I have an SQL query that, when executed, causes the TiFlash thread count to explode.
The data volume is not large, so I suspect it might have triggered a bug.

I noticed a resolved issue in version 6.1.1 that is similar to my problem:

However, after upgrading to 6.1.1, the problem still exists, as shown in the image below:

The SQL is quite complex and cannot be simplified (simplifying it does not reproduce the issue).
Moreover, it is related to the data; the same SQL does not cause this issue in a test environment with different data.

err_sql.txt (6.9 KB)

I am asking with a glimmer of hope if there are any experts who can provide guidance on resolving this issue.

| username: flow-PingCAP | Original post link

Hi, could you also send the result of the explain SQL?

| username: 华健-梦诚科技 | Original post link

Sorry for the late response.
The explain result is in the attachment. The explain analyze couldn’t produce a result, reporting an error of thread resource exhaustion.

explain.txt (195.1 KB)

| username: littlefall-PingCAP | Original post link

Hello, thank you for the feedback. Could you please send the coprocessor panel in the tiflash summary monitoring when the error thread is exhausted? You can use the PingCAP MetricsTool to export all the monitoring data of the tiflash summary and tiflash proxy details around the time when the issue occurred.

| username: 华健-梦诚科技 | Original post link

Okay, the cluster is currently running a stress test. I’ll send it to you in a day or two.

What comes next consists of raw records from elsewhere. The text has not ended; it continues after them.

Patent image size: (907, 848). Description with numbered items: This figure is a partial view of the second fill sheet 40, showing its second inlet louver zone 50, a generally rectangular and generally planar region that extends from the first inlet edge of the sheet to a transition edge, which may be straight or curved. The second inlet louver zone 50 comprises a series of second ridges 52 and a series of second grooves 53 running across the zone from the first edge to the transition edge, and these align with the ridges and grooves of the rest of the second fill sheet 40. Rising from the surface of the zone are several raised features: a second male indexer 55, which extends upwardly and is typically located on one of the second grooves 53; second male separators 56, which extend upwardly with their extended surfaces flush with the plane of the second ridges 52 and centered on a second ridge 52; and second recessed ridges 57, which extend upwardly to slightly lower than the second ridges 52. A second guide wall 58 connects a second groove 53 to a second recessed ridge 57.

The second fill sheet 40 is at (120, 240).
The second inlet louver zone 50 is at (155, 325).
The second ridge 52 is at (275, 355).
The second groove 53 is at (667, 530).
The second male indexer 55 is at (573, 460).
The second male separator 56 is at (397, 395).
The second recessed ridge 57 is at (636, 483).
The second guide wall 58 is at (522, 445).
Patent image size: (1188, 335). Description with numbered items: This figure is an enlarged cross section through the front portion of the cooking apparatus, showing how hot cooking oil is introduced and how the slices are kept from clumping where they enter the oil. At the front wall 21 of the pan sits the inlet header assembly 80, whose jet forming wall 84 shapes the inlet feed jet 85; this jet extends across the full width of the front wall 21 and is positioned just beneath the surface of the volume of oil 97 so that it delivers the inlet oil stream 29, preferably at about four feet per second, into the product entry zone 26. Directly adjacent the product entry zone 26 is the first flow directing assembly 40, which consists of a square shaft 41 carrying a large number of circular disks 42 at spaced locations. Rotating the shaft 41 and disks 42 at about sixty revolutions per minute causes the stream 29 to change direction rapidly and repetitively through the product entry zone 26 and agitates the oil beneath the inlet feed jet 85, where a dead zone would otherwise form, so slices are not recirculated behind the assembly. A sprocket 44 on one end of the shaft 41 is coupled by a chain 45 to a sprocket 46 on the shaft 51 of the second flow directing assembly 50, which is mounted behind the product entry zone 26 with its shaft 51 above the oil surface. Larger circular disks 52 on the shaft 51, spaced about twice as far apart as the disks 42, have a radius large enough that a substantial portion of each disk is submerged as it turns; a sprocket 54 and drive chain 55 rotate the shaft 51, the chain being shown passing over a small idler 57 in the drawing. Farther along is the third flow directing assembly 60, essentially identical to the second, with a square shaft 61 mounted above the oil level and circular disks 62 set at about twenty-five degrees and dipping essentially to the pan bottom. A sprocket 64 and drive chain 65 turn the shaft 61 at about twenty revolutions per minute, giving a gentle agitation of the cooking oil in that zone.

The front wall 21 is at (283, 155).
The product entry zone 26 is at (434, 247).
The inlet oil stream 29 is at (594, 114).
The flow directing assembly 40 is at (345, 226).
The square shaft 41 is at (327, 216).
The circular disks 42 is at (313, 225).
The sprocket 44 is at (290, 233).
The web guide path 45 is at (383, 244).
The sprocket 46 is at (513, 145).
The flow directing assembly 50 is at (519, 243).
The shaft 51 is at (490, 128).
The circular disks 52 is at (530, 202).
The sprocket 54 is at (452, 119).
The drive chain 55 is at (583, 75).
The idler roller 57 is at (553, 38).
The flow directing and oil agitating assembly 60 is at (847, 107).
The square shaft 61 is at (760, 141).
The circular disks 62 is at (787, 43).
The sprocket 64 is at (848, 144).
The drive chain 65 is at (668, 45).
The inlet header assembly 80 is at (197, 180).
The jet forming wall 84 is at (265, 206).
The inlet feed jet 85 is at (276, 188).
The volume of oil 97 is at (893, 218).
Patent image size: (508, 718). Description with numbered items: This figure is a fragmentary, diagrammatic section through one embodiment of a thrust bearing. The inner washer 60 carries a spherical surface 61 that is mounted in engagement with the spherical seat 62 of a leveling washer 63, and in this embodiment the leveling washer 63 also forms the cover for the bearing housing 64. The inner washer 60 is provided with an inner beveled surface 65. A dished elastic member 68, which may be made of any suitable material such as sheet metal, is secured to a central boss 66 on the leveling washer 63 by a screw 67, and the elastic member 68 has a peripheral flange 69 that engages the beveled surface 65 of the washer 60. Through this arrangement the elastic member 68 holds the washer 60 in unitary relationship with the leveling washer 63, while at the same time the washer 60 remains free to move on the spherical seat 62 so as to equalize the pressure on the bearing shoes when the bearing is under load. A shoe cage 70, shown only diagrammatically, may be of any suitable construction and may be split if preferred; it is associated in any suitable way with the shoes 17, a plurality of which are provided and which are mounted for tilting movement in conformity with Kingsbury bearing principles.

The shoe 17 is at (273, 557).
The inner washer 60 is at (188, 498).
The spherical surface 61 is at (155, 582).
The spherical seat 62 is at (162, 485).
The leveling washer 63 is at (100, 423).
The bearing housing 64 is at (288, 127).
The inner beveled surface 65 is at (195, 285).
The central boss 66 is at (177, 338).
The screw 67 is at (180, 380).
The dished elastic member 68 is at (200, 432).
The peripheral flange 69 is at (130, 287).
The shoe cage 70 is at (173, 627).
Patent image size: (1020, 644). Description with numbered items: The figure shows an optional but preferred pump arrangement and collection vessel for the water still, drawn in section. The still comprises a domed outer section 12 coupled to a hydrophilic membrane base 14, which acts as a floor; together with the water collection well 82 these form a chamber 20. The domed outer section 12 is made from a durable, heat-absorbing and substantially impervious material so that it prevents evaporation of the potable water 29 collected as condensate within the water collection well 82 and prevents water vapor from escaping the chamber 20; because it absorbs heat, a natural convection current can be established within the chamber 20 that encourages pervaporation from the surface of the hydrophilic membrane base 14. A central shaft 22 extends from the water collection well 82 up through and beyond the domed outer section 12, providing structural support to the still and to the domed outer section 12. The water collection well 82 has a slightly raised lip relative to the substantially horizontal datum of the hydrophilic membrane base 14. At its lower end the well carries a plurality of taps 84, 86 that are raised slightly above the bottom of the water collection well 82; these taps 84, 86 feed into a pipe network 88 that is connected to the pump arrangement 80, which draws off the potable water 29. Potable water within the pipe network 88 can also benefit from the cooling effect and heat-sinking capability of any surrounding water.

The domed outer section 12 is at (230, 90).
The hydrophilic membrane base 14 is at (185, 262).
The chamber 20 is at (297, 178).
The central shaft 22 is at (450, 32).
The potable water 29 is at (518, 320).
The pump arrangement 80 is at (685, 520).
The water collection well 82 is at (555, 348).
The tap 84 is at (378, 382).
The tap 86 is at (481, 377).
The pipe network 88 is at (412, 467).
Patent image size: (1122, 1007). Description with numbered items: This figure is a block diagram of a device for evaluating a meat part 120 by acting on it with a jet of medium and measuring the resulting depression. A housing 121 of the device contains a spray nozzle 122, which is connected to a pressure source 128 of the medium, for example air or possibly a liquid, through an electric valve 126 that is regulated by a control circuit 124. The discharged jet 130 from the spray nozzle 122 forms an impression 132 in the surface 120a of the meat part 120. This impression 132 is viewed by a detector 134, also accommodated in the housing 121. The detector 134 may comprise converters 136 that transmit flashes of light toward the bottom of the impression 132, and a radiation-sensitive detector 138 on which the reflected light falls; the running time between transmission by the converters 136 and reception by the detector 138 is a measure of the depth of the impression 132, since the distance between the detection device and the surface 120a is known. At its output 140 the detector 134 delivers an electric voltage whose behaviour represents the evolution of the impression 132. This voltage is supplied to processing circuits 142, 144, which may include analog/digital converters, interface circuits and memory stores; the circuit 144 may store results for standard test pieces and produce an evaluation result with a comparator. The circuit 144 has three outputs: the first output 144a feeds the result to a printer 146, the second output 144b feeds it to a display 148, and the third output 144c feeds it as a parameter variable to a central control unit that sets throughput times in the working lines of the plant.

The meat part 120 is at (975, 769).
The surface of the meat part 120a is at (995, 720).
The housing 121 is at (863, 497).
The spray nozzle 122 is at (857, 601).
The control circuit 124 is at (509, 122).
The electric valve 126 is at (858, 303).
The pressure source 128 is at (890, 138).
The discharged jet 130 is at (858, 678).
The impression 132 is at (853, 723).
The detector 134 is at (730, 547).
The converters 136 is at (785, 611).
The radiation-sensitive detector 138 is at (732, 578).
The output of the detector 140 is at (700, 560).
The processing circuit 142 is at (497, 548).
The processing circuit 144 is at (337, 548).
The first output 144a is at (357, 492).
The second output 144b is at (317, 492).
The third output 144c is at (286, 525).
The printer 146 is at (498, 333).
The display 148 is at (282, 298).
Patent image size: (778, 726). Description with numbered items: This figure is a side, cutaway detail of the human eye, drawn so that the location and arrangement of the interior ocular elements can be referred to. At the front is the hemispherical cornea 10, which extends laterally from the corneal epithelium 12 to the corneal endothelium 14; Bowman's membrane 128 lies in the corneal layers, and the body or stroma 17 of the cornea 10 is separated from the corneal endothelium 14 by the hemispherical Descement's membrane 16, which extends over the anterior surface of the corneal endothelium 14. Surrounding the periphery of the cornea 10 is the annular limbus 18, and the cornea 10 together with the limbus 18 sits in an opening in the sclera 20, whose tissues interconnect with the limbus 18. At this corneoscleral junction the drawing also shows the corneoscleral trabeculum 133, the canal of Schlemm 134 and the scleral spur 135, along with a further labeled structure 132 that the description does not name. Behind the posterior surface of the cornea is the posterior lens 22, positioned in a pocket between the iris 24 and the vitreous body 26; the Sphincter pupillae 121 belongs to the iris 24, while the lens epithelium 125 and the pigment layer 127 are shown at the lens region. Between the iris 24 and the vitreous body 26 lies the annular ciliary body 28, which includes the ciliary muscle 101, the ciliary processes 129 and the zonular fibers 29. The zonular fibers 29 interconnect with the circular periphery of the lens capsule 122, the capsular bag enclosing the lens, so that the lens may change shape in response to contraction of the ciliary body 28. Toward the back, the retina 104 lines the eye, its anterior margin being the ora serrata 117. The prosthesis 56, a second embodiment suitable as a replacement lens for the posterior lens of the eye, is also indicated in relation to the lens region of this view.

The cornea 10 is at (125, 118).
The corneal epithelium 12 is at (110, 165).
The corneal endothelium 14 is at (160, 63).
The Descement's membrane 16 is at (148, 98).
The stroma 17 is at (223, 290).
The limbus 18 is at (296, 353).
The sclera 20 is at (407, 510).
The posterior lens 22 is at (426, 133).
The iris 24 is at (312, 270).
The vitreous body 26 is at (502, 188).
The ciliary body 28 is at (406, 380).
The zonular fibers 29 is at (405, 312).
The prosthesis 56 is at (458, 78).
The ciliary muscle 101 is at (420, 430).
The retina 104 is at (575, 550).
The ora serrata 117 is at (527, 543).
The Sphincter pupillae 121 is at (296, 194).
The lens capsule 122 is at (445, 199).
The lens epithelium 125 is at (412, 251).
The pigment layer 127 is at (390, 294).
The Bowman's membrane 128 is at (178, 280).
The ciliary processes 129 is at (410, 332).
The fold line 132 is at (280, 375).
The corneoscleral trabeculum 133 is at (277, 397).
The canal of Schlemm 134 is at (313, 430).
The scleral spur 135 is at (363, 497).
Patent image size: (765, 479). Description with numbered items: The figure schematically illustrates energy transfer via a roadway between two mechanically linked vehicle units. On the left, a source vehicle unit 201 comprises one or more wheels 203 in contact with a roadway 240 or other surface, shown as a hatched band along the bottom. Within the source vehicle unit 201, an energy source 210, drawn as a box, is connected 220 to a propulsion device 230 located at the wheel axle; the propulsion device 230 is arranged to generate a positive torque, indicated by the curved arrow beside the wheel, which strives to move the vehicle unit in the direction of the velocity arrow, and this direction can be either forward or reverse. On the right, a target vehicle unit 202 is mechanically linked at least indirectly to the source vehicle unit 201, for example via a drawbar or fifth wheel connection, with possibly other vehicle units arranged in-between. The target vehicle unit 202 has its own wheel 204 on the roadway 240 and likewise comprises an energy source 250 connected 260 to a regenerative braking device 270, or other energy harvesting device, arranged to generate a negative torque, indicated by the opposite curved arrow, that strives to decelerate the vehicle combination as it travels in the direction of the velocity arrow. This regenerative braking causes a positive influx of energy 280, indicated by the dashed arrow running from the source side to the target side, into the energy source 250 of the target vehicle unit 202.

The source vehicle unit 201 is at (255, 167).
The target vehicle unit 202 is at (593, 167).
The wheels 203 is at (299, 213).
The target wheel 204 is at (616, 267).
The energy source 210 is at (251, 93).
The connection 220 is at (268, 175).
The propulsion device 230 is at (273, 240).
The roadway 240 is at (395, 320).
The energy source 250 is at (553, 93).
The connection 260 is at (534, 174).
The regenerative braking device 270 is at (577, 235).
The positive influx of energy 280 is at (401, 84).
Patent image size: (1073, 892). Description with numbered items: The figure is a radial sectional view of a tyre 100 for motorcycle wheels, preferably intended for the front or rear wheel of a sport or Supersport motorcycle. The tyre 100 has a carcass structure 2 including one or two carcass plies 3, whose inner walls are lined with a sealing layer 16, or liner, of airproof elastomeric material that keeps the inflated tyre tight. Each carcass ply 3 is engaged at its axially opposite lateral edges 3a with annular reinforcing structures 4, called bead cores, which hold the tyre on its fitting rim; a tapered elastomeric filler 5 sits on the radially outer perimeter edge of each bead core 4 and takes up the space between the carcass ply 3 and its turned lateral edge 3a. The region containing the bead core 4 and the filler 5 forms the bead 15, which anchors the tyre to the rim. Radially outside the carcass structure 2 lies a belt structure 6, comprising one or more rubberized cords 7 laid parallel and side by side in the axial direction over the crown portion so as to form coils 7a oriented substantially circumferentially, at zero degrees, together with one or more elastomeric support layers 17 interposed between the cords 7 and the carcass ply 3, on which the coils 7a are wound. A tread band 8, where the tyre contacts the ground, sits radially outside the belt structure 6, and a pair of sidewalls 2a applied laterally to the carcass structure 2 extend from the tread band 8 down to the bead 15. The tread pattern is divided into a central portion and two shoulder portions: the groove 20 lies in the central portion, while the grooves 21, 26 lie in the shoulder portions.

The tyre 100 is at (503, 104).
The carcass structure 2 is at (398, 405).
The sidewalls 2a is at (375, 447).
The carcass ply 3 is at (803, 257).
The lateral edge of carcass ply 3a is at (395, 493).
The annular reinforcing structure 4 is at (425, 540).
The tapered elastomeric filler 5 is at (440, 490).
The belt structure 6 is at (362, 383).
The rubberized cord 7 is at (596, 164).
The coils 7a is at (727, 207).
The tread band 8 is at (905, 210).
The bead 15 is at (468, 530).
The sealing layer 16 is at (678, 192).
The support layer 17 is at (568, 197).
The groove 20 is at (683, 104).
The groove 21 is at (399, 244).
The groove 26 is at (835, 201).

Thanks for your attention.

| username: jansu-dev | Original post link

Hello, do you have any feedback? Regarding scraping Metrics?

| username: 华健-梦诚科技 | Original post link

I have some additional information, sorry for the delay, the cluster just finished the stress test and became available.

Found more interesting information:

  1. After the stress test, without touching the cluster, running the previously problematic SQL does not produce errors anymore. The explain analyze result is as follows:
    explain_analyze.txt (291.0 KB)

  2. Restarting TiFlash and running again, still no errors.

  3. Restarting the entire cluster and running again, the error appears, with 2 nodes using over 5k threads without releasing them.
    Screenshots and metrics are as follows:



    mc-TiFlash-Summary_2022-09-21T09_47_41.154Z.json (478.6 KB) mc-TiFlash-Proxy-Details_2022-09-21T09_48_24.701Z.json (700.9 KB)

  4. Continuing to execute the SQL multiple times, no more issues, it returns results normally, and the thread count does not change.

| username: 华健-梦诚科技 | Original post link

Can any experts provide some guidance?